こんな事、した事無かったから、ちょっと楽しいかも……!ふふ。
「ユウナ様。此度の事、どうかフォルセ様……お父上をお恨みなさらぬ様……。王としてのお立場での、苦渋の決断だったのです。」
「えっ……?私、全然恨んでませんよ?わざわざマリーカさんまで付いてきてくれて、住む所まで用意してくれて。むしろ感謝してますよ!」
それに、急に成長して、前世くらいの大きさになってるのも、すごく嬉しい。ズルした気分。
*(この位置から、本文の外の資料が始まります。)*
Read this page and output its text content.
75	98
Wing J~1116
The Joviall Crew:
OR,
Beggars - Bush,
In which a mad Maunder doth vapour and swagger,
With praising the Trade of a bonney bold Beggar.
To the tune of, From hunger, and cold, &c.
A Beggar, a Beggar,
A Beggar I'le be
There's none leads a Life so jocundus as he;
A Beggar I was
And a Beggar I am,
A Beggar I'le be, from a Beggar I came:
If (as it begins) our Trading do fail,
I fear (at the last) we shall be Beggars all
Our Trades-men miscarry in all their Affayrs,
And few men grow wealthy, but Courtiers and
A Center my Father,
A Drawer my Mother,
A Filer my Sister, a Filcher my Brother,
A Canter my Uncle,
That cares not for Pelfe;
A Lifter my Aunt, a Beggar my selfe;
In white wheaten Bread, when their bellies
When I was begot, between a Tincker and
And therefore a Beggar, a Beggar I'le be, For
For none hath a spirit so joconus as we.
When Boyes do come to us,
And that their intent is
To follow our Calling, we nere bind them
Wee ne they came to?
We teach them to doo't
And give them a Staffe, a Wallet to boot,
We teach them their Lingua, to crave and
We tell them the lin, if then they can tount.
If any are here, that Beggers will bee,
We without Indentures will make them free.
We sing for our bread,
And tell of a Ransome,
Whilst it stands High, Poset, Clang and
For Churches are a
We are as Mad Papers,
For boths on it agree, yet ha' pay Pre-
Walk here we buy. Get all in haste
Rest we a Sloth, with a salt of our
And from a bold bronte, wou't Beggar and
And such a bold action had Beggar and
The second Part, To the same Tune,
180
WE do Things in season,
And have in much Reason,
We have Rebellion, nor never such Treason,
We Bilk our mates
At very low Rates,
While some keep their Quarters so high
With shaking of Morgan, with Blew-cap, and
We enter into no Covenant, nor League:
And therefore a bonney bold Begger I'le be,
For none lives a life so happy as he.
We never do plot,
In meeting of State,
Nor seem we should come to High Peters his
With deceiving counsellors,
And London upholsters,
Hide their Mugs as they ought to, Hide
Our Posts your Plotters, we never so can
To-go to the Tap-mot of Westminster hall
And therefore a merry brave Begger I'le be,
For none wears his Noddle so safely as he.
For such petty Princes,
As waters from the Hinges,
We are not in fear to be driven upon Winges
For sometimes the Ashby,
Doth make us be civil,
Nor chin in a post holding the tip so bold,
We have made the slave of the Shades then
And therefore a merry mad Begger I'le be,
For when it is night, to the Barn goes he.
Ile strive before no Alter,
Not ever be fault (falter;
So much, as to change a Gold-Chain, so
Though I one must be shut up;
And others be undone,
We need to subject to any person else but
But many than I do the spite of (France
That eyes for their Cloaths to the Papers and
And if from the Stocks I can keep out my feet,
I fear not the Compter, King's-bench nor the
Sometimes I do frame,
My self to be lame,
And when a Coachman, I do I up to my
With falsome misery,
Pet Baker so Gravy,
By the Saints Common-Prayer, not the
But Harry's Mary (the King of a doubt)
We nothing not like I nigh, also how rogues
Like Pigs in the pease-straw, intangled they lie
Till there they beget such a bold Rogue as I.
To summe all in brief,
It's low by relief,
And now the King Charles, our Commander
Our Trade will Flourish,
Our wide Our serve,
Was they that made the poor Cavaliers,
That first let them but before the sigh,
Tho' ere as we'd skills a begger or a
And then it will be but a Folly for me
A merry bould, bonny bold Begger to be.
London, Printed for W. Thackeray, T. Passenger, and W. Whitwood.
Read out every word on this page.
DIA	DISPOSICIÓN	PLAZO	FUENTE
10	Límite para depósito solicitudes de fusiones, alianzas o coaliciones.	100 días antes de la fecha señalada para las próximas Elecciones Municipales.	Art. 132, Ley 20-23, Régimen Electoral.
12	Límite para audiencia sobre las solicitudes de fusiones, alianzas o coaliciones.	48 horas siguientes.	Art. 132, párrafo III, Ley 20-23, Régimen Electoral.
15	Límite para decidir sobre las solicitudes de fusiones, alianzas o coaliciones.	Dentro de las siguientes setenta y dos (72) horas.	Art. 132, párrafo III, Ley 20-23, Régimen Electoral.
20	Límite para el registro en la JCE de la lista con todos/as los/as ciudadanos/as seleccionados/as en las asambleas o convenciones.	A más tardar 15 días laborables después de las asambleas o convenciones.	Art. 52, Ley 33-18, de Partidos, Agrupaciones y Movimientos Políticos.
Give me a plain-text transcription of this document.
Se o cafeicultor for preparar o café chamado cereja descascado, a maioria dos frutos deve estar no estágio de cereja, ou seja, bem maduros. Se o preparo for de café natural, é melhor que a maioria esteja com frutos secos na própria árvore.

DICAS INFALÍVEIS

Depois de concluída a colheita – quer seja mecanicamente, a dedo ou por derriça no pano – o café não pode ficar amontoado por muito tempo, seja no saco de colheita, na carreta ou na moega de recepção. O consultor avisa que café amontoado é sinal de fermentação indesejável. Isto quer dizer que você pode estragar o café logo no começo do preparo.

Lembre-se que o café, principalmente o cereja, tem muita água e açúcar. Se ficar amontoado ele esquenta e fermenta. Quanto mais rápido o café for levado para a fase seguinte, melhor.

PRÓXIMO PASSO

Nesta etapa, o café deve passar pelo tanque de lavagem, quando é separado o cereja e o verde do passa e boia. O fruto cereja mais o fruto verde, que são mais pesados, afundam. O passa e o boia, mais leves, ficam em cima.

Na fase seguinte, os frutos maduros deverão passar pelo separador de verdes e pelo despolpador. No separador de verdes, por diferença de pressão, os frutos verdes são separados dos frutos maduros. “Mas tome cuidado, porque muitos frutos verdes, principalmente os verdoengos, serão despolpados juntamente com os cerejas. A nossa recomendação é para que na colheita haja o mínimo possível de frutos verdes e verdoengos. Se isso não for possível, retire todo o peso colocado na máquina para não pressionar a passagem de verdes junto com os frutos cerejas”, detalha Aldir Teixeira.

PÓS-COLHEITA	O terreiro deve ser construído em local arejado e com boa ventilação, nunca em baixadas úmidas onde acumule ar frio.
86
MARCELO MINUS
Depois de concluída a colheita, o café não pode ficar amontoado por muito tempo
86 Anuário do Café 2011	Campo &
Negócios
「は……はあ……。ユウナ様は、随分と御理解が深いのですね……。」
「いえいえ。そんな事より、マリーカさんまで巻き込んでしまって、ちょっと申し訳ないですよ!」
「そんな事は……。」
マリーカさんは、それから申し訳なさそうな顔をして黙ってしまった。
多分だけど。私の寿命が尽きたら、マリーカさんは、館に戻るんだと思う。
普通のエルフにとったら、100年なんて、ほんの僅かな時間だから、ちょっとした里帰り感覚くらいなのかな?
むしろ、そう思ってくれてる方が、私も楽だけど。
それにしても、自分の足で歩く森林浴って、すごく気持ちいい!
なんだか、冒険してる気分。
これからどうなるか分からないけど、動けるってだけでも色々出来そう。
ちょっと頑張ってみようかな?
――ガサッ
左前方の奥の茂みから、葉が擦れる音がした。
「ユウナ様。何かいるかも知れません。ご注意下さい。」
マリーカさんは、腰に付けていたナイフを抜いて、物音がした方向を注視している。
あぁ~!こんな時ってどうしたらいいんだろ~!
分かんないよ~!
あ!そうだ!走れるんだ、この身体は!
何かあったら逃げたらいいんだよね!
――そう考えていた時期が、私にもありました。
「おれ、おまえ、まもる。」
紫色の毛並みをした、二本の大きな角を持つ……銀の鬣を靡かせたライオン……が、何故だか仲間になりたそうにこちらを見ていました。